Ford prepara assistência ao condutor Nível 3 para 2028, focada em autoestradas e suportada por nova plataforma elétrica

A. Krivonosov

A Ford lançará em 2028 um sistema Nível 3 para autoestradas, com lidar, estreando em nova plataforma elétrica e modelo de pagamento por assinatura flexível.

A Ford afirma que vai lançar em 2028 um sistema de assistência ao condutor de Nível 3 que, em determinadas autoestradas, permitirá aos motoristas tirar as mãos do volante e deixar de vigiar a via o tempo todo. A marca delimita o recurso estritamente ao uso rodoviário, onde o tráfego é mais previsível; já as vias urbanas seguem bem mais desafiadoras por causa de pedestres, ciclistas e imprevistos. É uma fronteira cautelosa e pragmática, e faz sentido concentrar esforços onde a tecnologia demonstra mais segurança hoje.

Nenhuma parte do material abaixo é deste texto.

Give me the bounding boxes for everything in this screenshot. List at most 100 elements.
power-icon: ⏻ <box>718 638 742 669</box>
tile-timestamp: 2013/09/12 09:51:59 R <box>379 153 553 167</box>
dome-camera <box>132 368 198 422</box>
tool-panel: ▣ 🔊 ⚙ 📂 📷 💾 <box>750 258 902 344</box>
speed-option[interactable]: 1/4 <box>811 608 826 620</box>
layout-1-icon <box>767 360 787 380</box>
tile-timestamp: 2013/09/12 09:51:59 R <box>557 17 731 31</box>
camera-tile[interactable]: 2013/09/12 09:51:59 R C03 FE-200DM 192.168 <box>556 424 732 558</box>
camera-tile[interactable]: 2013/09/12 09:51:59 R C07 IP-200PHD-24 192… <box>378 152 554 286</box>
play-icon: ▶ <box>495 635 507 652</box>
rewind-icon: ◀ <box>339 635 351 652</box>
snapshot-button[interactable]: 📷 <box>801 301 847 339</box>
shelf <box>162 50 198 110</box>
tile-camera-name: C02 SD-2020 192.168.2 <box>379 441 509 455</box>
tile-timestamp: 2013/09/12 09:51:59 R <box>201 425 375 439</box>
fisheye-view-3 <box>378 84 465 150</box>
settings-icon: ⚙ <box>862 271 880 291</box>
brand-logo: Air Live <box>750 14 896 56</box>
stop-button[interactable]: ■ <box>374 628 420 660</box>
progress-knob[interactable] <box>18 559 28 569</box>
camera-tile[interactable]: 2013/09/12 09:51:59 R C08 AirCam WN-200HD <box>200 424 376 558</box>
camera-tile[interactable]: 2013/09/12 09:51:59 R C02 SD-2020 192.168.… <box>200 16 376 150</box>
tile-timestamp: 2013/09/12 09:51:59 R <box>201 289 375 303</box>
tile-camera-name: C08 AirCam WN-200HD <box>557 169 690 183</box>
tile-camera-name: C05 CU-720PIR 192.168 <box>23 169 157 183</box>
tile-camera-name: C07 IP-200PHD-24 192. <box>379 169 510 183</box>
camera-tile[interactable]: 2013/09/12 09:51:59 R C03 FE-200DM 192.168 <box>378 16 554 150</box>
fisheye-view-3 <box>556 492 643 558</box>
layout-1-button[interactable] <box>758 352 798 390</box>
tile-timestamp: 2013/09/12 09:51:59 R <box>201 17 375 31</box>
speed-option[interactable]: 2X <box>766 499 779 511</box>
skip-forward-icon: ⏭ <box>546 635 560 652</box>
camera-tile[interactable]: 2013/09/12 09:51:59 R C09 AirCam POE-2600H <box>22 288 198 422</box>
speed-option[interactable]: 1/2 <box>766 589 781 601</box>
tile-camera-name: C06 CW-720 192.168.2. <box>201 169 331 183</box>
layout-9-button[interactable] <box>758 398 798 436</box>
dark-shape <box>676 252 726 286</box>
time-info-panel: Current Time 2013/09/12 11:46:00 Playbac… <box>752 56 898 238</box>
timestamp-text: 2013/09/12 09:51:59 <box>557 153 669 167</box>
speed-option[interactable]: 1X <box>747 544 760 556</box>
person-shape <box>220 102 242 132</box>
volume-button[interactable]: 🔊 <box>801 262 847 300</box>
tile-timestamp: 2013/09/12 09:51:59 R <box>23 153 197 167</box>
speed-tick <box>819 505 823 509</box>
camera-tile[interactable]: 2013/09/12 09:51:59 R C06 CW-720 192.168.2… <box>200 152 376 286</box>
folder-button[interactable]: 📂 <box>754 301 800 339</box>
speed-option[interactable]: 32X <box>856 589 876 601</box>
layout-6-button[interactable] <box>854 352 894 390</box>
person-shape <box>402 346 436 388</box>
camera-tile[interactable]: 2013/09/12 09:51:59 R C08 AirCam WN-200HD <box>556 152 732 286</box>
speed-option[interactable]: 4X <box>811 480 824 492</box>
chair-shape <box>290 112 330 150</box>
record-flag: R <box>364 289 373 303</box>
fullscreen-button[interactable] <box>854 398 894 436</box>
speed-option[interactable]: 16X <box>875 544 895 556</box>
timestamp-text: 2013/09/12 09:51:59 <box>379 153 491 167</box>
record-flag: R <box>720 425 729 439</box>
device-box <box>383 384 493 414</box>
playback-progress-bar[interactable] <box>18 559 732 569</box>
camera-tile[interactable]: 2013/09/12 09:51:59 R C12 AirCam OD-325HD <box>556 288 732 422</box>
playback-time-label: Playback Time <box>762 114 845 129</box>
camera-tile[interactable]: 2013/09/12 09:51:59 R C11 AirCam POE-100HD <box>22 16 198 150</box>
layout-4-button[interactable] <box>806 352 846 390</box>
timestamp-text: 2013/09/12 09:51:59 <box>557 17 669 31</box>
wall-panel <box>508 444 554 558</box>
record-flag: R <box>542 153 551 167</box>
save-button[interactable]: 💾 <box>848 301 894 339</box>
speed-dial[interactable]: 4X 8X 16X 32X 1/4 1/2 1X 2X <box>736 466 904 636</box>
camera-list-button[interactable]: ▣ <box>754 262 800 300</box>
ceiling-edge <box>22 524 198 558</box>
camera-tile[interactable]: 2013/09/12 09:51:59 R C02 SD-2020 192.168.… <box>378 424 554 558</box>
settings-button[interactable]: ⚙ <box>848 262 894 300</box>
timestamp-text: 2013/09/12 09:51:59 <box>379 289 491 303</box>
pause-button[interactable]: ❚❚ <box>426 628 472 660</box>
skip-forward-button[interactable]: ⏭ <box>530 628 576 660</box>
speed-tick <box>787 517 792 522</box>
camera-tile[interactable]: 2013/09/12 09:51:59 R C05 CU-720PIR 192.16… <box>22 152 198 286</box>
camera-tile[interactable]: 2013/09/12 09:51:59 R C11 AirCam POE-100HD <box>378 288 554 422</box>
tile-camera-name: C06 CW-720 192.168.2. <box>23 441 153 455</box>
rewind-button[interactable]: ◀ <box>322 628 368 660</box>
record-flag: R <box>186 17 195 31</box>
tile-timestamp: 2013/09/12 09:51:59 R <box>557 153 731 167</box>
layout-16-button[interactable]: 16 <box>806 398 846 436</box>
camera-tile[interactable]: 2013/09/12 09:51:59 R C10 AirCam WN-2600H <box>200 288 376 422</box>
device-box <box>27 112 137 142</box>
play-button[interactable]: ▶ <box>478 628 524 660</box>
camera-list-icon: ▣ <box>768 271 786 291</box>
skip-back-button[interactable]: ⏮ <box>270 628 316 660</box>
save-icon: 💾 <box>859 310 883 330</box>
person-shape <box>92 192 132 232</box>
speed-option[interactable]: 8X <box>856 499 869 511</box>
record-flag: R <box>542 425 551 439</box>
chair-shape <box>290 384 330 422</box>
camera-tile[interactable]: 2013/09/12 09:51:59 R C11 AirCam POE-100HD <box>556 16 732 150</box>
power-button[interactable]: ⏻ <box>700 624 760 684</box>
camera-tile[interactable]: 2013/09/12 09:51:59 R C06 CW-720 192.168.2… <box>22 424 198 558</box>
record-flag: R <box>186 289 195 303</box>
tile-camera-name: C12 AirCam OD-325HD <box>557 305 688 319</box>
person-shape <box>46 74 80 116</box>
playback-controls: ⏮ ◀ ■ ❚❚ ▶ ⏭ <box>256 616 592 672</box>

Os primeiros veículos com Nível 3 usarão uma nova plataforma elétrica desenvolvida por uma equipe dedicada na Califórnia. A Ford pretende levar o sistema a outros modelos ao longo do tempo, mas ainda não divulga qual será o primeiro a estreá-lo. A própria plataforma deve chegar em 2027 com uma picape elétrica média, mirando um preço em torno de US$ 30.000 e prometendo uma arquitetura de software mais avançada do que a da linha atual da marca. A meta de preço soa ambiciosa para o segmento e sinaliza uma aposta em escala e adoção mais ampla.

O Nível 3 não será item de série nas versões mais acessíveis. A Ford deixa claro que será um opcional pago, com o modelo de negócio ainda em discussão — possivelmente por assinatura ou compra única. No hardware, a montadora aposta no lidar como pilar da capacidade de Nível 3 e, em paralelo, internaliza mais desenvolvimento para reduzir a dependência de fornecedores e acelerar atualizações e ganhos de qualidade. É uma escolha conservadora, porém coerente para dar o próximo passo na automação condicional, priorizando sensoriamento robusto.

No contexto mais amplo do mercado, a Ford acompanha a tendência: montadoras veem cada vez mais os assistentes avançados de condução como fonte futura de receita e como etapa intermediária rumo a níveis mais altos de autonomia — um caminho que, a esta altura, parece inevitável.